For the uninitiated, Angelyne is known as a billboard model. That's it. A bosomy blond Hollywood bombshell who drives a pink Corvette and pastes her image on huge signs for all to see just cuz she wantsta!
What more perfect metaphor for the celebrity-driven California recall -- an extreme image of vapid celebrity. What does Angelyne do? Nothing. According to her own self-interview: "I don't do -- I AM!"
In California, Descartes sez: "I'm famous, therefore I am."
I-Am-ness is the new political platform in the state that birthed the self-esteem movement and made narcissism a sacrament. Love me, love myself. Angelyne claims to have produced some musical CDs, though I couldn't find any during a quick Internet search. I did come across a video, Hollywood Angelyne (1995). But no matter. Substance isn't essential, only style.

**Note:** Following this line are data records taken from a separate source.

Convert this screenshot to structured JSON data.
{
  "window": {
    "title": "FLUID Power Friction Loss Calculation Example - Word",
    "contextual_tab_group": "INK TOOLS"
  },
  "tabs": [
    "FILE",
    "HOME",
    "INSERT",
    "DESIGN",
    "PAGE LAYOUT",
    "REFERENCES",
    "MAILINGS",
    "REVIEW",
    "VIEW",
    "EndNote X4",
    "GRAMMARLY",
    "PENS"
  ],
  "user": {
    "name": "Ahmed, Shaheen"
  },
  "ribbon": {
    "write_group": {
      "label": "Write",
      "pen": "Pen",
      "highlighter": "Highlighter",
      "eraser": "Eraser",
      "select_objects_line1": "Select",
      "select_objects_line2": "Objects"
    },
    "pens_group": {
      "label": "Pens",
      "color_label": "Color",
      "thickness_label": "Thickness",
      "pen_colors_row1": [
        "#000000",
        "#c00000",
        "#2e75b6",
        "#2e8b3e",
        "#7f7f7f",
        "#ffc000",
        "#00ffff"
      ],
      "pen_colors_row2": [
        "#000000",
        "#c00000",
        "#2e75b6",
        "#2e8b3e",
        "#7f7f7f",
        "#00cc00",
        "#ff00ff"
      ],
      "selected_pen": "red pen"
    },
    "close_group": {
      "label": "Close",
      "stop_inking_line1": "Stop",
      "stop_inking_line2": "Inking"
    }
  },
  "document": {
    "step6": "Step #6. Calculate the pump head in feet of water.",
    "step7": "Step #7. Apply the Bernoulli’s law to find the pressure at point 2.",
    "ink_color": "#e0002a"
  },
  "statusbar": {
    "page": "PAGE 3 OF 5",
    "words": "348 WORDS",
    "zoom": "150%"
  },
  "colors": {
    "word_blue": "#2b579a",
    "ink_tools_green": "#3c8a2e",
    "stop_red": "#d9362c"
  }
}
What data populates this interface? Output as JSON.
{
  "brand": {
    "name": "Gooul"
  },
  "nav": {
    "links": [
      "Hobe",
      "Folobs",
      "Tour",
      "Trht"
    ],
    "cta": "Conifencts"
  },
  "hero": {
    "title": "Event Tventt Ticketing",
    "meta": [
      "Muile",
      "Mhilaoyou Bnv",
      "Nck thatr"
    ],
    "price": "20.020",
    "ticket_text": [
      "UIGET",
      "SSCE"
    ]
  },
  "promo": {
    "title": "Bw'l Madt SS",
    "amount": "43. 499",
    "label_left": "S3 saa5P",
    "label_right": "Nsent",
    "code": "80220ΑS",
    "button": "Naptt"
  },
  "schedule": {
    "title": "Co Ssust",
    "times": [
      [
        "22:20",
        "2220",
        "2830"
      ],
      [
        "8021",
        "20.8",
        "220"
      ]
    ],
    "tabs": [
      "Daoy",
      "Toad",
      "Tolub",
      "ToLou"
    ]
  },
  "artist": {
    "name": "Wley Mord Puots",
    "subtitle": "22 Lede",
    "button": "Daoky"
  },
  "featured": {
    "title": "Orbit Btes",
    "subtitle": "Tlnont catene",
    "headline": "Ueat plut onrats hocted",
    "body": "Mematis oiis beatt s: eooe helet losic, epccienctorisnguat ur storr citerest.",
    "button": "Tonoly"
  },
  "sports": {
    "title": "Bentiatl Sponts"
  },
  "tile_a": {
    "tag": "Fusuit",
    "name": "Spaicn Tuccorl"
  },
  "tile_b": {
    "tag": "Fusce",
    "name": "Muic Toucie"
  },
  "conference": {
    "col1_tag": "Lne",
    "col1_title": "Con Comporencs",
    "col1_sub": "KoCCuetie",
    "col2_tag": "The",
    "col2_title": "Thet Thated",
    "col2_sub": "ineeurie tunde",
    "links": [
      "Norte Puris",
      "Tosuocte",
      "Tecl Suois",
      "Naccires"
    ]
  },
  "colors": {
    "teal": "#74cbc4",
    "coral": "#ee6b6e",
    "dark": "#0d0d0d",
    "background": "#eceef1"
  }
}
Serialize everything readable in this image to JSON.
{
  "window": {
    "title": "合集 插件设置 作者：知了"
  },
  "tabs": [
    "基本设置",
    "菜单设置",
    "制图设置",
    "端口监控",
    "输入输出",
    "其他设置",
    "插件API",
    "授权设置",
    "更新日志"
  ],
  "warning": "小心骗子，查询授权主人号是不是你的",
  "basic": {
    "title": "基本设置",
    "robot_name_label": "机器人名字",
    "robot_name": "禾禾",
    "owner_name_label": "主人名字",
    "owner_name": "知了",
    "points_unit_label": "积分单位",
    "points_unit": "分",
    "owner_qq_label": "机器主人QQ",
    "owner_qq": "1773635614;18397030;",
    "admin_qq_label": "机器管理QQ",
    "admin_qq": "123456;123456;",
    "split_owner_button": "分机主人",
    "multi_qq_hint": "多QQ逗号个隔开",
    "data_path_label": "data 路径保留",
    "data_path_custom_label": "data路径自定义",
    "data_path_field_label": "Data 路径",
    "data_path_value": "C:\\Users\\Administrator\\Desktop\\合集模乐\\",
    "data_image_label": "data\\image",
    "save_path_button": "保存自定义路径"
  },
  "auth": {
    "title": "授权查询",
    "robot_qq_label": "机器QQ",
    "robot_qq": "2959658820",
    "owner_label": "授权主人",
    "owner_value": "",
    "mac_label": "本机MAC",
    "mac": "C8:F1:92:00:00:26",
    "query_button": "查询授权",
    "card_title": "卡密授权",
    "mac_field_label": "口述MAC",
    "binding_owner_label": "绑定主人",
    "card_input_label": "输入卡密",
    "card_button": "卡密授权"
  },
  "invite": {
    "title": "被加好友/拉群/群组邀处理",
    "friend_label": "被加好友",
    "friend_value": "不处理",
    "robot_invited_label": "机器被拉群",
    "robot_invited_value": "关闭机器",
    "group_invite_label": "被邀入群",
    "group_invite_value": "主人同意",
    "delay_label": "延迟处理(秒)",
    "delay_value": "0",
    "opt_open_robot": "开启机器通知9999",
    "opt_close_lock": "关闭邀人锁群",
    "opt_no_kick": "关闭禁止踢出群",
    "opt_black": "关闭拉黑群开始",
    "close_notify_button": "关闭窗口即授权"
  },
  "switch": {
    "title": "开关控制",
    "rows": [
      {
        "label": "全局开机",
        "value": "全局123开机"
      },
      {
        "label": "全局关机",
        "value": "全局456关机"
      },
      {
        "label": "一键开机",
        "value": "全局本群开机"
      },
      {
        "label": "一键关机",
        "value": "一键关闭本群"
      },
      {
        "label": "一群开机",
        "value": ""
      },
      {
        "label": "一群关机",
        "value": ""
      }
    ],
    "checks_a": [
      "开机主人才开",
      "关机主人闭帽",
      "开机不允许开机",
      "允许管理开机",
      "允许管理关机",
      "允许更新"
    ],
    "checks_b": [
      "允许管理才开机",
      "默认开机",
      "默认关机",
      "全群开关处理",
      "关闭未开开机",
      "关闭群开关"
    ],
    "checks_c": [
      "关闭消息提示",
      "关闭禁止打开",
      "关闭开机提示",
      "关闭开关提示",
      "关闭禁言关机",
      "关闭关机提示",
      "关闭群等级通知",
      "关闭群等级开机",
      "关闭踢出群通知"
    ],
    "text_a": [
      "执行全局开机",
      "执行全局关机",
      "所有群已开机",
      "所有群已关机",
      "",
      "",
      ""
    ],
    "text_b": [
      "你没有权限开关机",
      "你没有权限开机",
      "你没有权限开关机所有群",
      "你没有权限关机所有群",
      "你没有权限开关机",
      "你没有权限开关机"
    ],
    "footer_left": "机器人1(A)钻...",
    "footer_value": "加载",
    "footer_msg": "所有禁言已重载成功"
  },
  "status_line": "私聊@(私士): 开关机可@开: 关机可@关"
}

"Some people become famous for music, films, TV, sports, whatever," says Angelyne on her Web site. "I became famous for being on billboards."
Angelyne's blow-up-doll looks, her exaggerated sexuality and unapologetic self-worship are custom-made for the moment. You might say, her time has come. Serious debate about the issues that plague California -- where, we recall with fear and trembling, all American trends begin -- is unlikely to transpire in the 50-odd days remaining before election time.
Meanwhile, we're left instead with what drives the culture. Celebrity. The biggest hype, or in Coleman's case, the smallest tyke. Or, in Schwarzenegger's case -- Vell!
Suddenly he's everywhere on the Internet as sensation-peddlers dig through old photo files, and let's just say he's not well-dressed. He's not dressed at all. No one's eyes are being damaged by the spectacle, but one is mindful that blow-up dolls come in both sexes.
I would be derelict not to mention a few other non-celeb candidates who conceivably may have a clue how to solve California's problems -- state Sen. Tom McClintock, who has a record of fighting for fiscal reform; Lt. Gov. Cruz Bustamante, and businessman Bill Simon, who lost to Davis in November. But frankly, my dear, they don't stand a chance. They're nobodies, as unmemorable as Gray Davis' charisma.
In this spoof on the political process, the biggest celebrity wins, which for Davis probably means "hasta la vista, baby."